Nov 8, 2015
When I worked at VMware, one of the things customers loved was the ability to easily create exact copies of application deployments. That capability solved one of the big headaches that they faced—how to ensure that their development, QA, staging, and production environments were identical. People were tired not only of the effort required to get the hardware and software in place for each of those environments, but also of the fact that any differences between the environments potentially meant problems—problems reproducing failures, ensuring that tests reflected what would happen in production, and smoothly moving updates into production.
Everybody Wants Their Own Sandbox
There’s an identical problem when it comes to data warehousing and analytics. Engineers need a copy of the data warehouse and its data to develop applications, QA needs a copy for testing those applications, the operations team needs a copy for staging, and then of course there’s the production environment and the need for different groups of BI users, data scientists and analysts to have their own copy of the data warehouse and its data in order to avoid overloading the data warehouse.

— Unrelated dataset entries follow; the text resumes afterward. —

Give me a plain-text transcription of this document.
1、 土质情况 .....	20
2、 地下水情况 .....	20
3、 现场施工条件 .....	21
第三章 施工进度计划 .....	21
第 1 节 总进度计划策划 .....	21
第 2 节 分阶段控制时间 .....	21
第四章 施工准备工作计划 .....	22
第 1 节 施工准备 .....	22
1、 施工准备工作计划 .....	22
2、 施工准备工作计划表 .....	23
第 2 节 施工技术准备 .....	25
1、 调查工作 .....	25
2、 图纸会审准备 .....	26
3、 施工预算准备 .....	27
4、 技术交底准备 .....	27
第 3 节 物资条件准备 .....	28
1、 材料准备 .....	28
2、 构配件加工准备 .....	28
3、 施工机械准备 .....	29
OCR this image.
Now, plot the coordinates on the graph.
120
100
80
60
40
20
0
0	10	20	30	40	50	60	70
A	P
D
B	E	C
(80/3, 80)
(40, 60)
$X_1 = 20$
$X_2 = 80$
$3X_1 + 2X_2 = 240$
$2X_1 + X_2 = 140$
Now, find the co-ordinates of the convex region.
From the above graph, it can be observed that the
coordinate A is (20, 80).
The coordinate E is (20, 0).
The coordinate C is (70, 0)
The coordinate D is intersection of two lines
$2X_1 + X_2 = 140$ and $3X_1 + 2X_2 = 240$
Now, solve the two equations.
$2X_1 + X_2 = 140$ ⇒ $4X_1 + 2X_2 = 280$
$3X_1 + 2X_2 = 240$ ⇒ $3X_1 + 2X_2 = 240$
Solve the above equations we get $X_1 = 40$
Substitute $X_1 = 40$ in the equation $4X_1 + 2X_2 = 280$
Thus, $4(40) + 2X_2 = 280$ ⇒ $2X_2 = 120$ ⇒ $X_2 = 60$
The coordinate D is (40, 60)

To date that has meant deploying a new data warehouse or data mart for each need, configuring it appropriately, getting data loaded into it and then keeping that data up to date. In short, the cost and work required for each data warehouse or data mart is multiplied several times, which adds up pretty quickly. So quickly that often having all of those environments is a luxury on which people commonly feel they have to cut corners.
That’s no longer necessary with Snowflake. In Snowflake, it’s easy to create exact copies without duplicating infrastructure, without copying data, and without worrying about whether your different deployments are out of sync with each other.

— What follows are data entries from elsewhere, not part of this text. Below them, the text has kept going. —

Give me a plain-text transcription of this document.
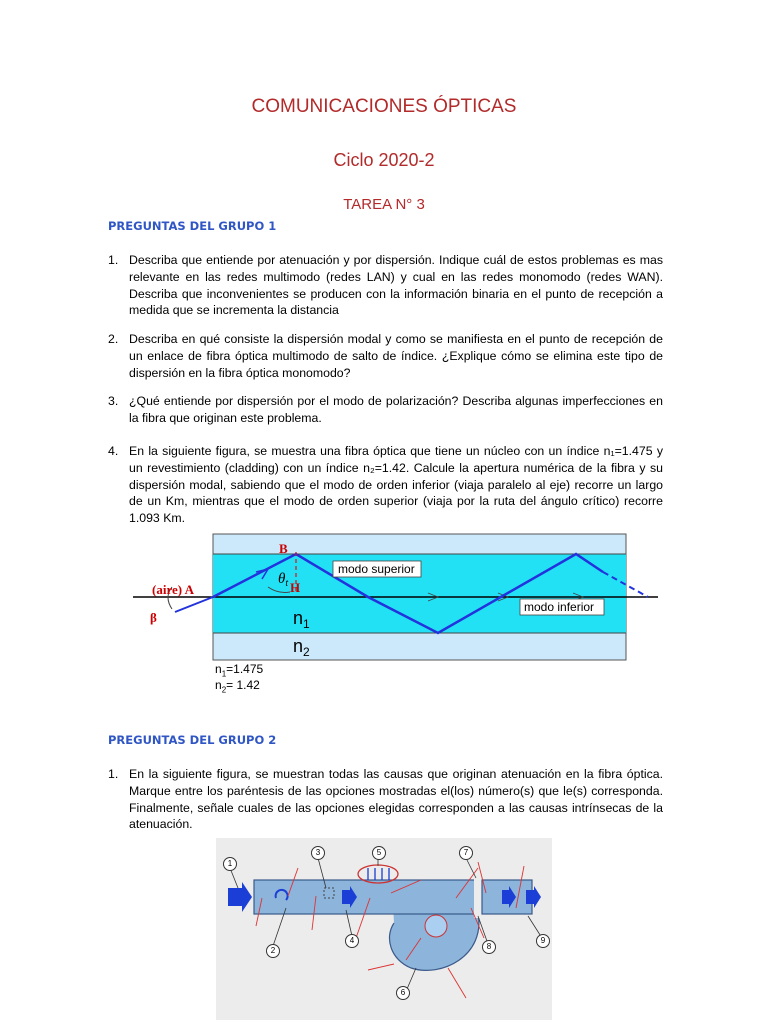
COMUNICACIONES ÓPTICAS
Ciclo 2020-2
TAREA N° 3
PREGUNTAS DEL GRUPO 1
1. Describa que entiende por atenuación y por dispersión. Indique cuál de estos problemas es mas relevante en las redes multimodo (redes LAN) y cual en las redes monomodo (redes WAN). Describa que inconvenientes se producen con la información binaria en el punto de recepción a medida que se incrementa la distancia
2. Describa en qué consiste la dispersión modal y como se manifiesta en el punto de recepción de un enlace de fibra óptica multimodo de salto de índice. ¿Explique cómo se elimina este tipo de dispersión en la fibra óptica monomodo?
3. ¿Qué entiende por dispersión por el modo de polarización? Describa algunas imperfecciones en la fibra que originan este problema.
4. En la siguiente figura, se muestra una fibra óptica que tiene un núcleo con un índice n₁=1.475 y un revestimiento (cladding) con un índice n₂=1.42. Calcule la apertura numérica de la fibra y su dispersión modal, sabiendo que el modo de orden inferior (viaja paralelo al eje) recorre un largo de un Km, mientras que el modo de orden superior (viaja por la ruta del ángulo crítico) recorre 1.093 Km.
modo superior
modo inferior
B
$\theta_t$ H
(aire) A
β	$n_1$
$n_2$
$n_1=1.475$
$n_2= 1.42$
PREGUNTAS DEL GRUPO 2
1. En la siguiente figura, se muestran todas las causas que originan atenuación en la fibra óptica. Marque entre los paréntesis de las opciones mostradas el(los) número(s) que le(s) corresponda. Finalmente, señale cuales de las opciones elegidas corresponden a las causas intrínsecas de la atenuación.
1
2
3
4
5
6
7
8
9
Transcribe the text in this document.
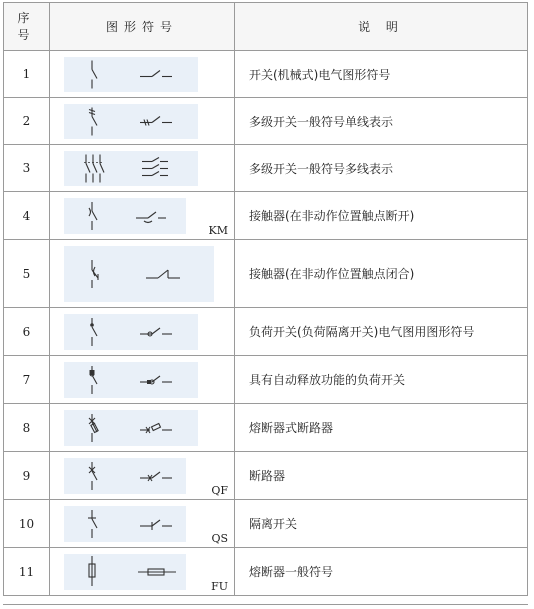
序
号	图形符号	说 明
1		开关(机械式)电气图形符号
2		多级开关一般符号单线表示
3		多级开关一般符号多线表示
4	KM	接触器(在非动作位置触点断开)
5		接触器(在非动作位置触点闭合)
6		负荷开关(负荷隔离开关)电气图用图形符号
7		具有自动释放功能的负荷开关
8		熔断器式断路器
9	QF	断路器
10	QS	隔离开关
11	FU	熔断器一般符号
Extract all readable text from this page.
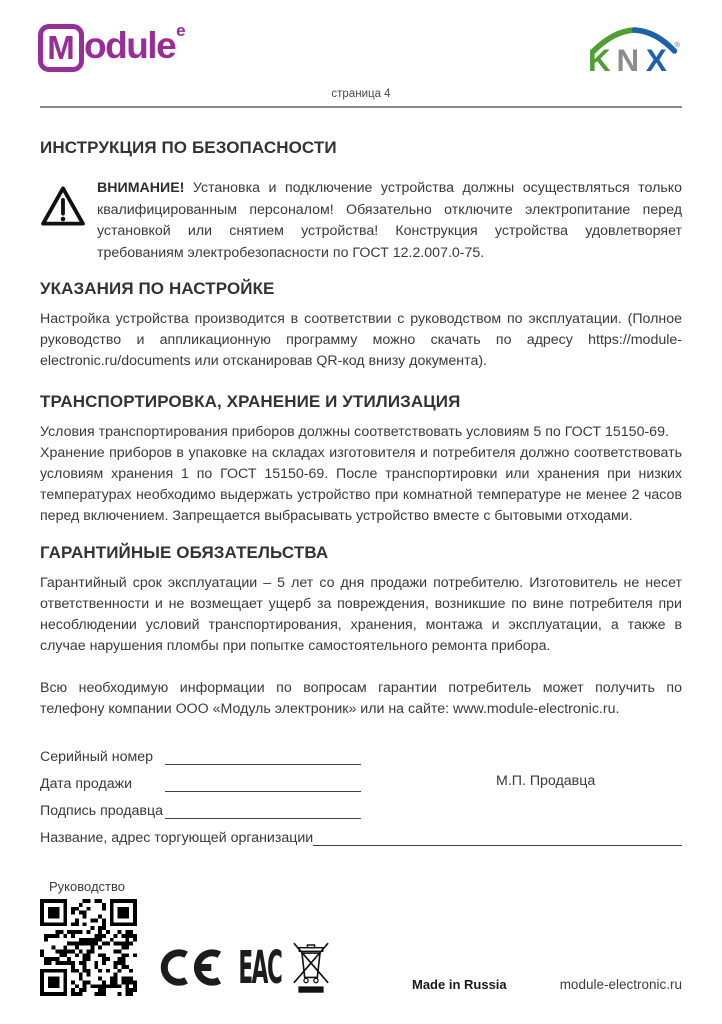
M odule e
K N X ®
страница 4
ИНСТРУКЦИЯ ПО БЕЗОПАСНОСТИ
ВНИМАНИЕ! Установка и подключение устройства должны осуществляться только квалифицированным персоналом! Обязательно отключите электропитание перед установкой или снятием устройства! Конструкция устройства удовлетворяет требованиям электробезопасности по ГОСТ 12.2.007.0-75.
УКАЗАНИЯ ПО НАСТРОЙКЕ

Настройка устройства производится в соответствии с руководством по эксплуатации. (Полное руководство и аппликационную программу можно скачать по адресу https://module-electronic.ru/documents или отсканировав QR-код внизу документа).

ТРАНСПОРТИРОВКА, ХРАНЕНИЕ И УТИЛИЗАЦИЯ

Условия транспортирования приборов должны соответствовать условиям 5 по ГОСТ 15150-69.

Хранение приборов в упаковке на складах изготовителя и потребителя должно соответствовать условиям хранения 1 по ГОСТ 15150-69. После транспортировки или хранения при низких температурах необходимо выдержать устройство при комнатной температуре не менее 2 часов перед включением. Запрещается выбрасывать устройство вместе с бытовыми отходами.

ГАРАНТИЙНЫЕ ОБЯЗАТЕЛЬСТВА

Гарантийный срок эксплуатации – 5 лет со дня продажи потребителю. Изготовитель не несет ответственности и не возмещает ущерб за повреждения, возникшие по вине потребителя при несоблюдении условий транспортирования, хранения, монтажа и эксплуатации, а также в случае нарушения пломбы при попытке самостоятельного ремонта прибора.

Всю необходимую информации по вопросам гарантии потребитель может получить по телефону компании ООО «Модуль электроник» или на сайте: www.module-electronic.ru.

Серийный номер
Дата продажи
Подпись продавца
Название, адрес торгующей организации
М.П. Продавца
Руководство
EAC	Made in Russia	module-electronic.ru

How does it work? Let’s start with the data. One feature of the Snowflake Elastic Data Warehouse is the ability to create what we call “zero-copy clones”—copy-on-write clones that do not require any storage space to create (more on that in a future post). That feature makes it trivial to create an exact copy of any database (or schema or table for that matter), in an instant. Here’s all that it takes:
CREATE DATABASE mydb_clone CLONE mydb;
It’s just as simple when it comes to duplicating the processing environment. Because Snowflake is a SaaS offering, the software is always at the same version—we take care of ensuring that (and do updates online). That means that it’s trivial to deploy a “virtual warehouse” (i.e. a compute cluster) that’s an exact duplicate of another virtual warehouse. There’s also no need to worry about whether the configuration settings are identical—they always are because there aren’t any (another key point about Snowflake).
The last thing needed to make this possible is Snowflake’s multi-cluster, shared data architecture. The ability to have multiple independent compute clusters (“virtual warehouses”) access the same data without competing for resources is what makes it possible to avoid needing to copy data to a different system.
Without that, you’d need to set up separate data marts for each environment in order to separate the workloads to independent processing resources. That approach would have forced you to create more copies of data so that each environment had access to the data. Instead, with Snowflake each of your different environments—development, test, production, sandboxes, etc. can all run at the same time, without requiring data copying and data movement.
Making your Data Warehouse Do More
Snowflake helps streamline and simplify many different parts of what makes traditional data warehousing so complex and cumbersome. By simplifying and reducing the cost of having multiple environments, Snowflake allows you to easily give developers their own sandboxes, do more and better testing, and move to production smoothly. That’s something from which all of your data projects can benefit.